Jean-Marie Le Guen, the socialist secretary of state for parliamentary affairs, fretted on Sunday night that Fillon would not be able to defeat Le Pen because the “republican pact”, whereby left- and right-wing voters join together to block the FN, would break down. Left-wing voters would simply not be able to stomach Fillon’s “Thatcherist” policies, Le Guen predicted.

One-third of Fillon’s cuts would come from central government, 20 per cent from local and regional governments, and the rest from social security. That would mean raising the retirement age from 62 to 65, forcing civil servants to work 39, rather than 35 hours a week, and allowing private sector bosses to require employees to work up to 48 hours a week, the maximum allowed by EU regulations.

Fillon would use a 2 percentage point rise in VAT to finance cuts in social charges on businesses.

He claims his programme would reduce unemployment from 10 to below 7 per cent within five years, and make France the leading economy in Europe within a decade.

Social conservative

Fillon the economic liberal is a social conservative. His “pro-family” policies have made him the favourite candidate of the religious right, who demonstrated against the legalistion of same-sex marriage. Fillon would not rescind the law, because “one cannot unmarry people who are already married”, but he would restrict adoption by homosexual couples, make them ineligible for medically assisted procreation, and revoke the circular that allows children conceived by surrogate mothers abroad on behalf of gay couples to obtain French identity papers.

In foreign policy, Fillon has cultivated a personal friendship with Vladimir Putin, whom he met when both were prime ministers. He advocates an alliance with Russia, Iran and the Syrian president Bashar al-Assad to defeat Islamic State.

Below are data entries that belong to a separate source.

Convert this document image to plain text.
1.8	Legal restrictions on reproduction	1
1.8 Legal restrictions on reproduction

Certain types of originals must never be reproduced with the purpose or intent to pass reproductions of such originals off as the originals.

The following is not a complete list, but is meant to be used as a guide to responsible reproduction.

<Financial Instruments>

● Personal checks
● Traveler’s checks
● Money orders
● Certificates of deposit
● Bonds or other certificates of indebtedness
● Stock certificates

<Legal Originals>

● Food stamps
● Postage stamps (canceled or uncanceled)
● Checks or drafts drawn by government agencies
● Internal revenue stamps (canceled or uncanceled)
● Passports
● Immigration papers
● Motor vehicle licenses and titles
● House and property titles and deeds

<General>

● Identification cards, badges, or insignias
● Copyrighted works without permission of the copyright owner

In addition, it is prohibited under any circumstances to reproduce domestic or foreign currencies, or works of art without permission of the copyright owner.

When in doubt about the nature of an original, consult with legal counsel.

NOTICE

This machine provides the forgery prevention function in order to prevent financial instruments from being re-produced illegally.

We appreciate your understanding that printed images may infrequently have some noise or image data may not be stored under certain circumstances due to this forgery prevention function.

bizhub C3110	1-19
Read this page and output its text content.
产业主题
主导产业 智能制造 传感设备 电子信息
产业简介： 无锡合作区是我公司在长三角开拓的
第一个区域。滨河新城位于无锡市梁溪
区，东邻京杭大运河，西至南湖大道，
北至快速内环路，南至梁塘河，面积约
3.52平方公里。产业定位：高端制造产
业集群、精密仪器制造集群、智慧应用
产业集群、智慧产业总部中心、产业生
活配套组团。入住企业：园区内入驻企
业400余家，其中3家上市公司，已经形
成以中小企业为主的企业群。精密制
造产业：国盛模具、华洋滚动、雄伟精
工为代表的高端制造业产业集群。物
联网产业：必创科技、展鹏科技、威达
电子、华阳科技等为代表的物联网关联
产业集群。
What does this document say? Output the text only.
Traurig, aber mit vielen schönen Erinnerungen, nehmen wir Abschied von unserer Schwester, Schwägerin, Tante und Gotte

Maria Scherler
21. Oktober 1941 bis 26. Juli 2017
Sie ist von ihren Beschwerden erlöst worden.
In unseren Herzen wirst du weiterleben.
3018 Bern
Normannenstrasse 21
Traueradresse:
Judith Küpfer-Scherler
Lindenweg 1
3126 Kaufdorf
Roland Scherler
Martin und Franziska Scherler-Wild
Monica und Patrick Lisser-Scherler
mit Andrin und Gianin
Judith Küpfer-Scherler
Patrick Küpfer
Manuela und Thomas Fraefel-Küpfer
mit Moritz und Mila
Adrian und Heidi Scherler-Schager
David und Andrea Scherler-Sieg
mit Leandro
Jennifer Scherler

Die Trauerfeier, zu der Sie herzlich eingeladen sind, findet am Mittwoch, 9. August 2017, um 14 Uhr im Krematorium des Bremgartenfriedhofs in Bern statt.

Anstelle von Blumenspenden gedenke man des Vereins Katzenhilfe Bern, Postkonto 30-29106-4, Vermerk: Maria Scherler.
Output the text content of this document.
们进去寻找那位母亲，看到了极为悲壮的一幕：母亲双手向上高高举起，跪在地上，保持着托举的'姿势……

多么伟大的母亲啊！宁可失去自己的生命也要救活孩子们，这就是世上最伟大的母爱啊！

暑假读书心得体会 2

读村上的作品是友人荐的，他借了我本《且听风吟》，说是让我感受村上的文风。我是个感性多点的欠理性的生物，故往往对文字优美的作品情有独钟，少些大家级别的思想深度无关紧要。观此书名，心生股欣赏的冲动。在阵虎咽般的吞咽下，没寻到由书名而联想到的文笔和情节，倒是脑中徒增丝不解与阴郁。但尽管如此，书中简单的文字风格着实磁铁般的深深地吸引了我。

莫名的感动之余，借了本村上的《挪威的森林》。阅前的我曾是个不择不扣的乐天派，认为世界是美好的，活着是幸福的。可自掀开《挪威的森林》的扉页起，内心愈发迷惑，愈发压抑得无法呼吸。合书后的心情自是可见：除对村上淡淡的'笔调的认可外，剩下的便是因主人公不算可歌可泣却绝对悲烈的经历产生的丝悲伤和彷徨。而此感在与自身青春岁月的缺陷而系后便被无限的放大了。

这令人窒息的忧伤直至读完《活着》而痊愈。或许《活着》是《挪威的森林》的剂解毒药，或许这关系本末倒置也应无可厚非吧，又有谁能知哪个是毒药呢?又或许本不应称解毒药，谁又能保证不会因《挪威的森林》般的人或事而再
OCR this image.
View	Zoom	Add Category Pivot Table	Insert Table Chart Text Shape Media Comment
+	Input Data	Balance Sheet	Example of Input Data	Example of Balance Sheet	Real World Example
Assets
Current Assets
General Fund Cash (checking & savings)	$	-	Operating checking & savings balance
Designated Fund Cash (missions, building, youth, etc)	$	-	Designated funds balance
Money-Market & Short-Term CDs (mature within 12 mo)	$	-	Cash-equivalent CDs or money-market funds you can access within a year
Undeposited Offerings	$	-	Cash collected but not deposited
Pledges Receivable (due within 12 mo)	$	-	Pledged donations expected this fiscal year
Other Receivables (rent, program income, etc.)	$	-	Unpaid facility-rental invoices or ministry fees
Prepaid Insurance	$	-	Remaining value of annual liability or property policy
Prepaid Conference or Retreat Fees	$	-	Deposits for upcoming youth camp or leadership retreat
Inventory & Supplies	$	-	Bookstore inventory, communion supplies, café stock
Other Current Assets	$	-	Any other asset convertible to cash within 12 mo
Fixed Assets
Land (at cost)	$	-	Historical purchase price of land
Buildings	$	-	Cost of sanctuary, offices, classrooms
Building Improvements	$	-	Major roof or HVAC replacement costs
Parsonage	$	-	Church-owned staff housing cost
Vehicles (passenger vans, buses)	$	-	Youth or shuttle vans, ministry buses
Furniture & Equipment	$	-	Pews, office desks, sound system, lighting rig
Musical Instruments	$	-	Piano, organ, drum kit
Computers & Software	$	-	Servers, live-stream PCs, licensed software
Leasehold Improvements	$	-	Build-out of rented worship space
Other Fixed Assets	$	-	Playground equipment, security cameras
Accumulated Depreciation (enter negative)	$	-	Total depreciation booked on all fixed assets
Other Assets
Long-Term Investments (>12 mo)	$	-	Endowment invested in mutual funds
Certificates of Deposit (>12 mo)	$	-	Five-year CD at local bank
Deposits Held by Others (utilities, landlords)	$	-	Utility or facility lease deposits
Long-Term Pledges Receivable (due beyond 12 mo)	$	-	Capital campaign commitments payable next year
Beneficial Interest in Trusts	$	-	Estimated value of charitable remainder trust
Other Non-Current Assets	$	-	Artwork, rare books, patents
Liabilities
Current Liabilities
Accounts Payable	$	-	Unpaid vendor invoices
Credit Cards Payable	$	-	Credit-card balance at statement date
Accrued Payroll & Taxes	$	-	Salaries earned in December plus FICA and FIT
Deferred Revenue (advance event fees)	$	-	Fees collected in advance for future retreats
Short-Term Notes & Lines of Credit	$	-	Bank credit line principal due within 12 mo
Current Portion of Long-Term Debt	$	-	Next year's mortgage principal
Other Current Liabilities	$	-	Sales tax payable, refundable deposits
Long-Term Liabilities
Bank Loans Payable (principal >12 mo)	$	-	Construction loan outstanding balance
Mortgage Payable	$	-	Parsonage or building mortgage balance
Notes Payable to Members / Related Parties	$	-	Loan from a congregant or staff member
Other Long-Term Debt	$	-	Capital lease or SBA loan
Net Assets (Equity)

On Sunday night, Fillon took revenge on Sarkozy, who made his life a misery for the five years he served as Sarkozy's prime minister. Sarkozy wanted to be the "hyper president", who controlled everything. While Sarkozy soaked up the limelight, Fillon mouldered in the shadows, taking the blame for all that went wrong. He left the prime minister's office in 2012 a broken man, then began the long path to what Le Monde called his "astounding resurrection".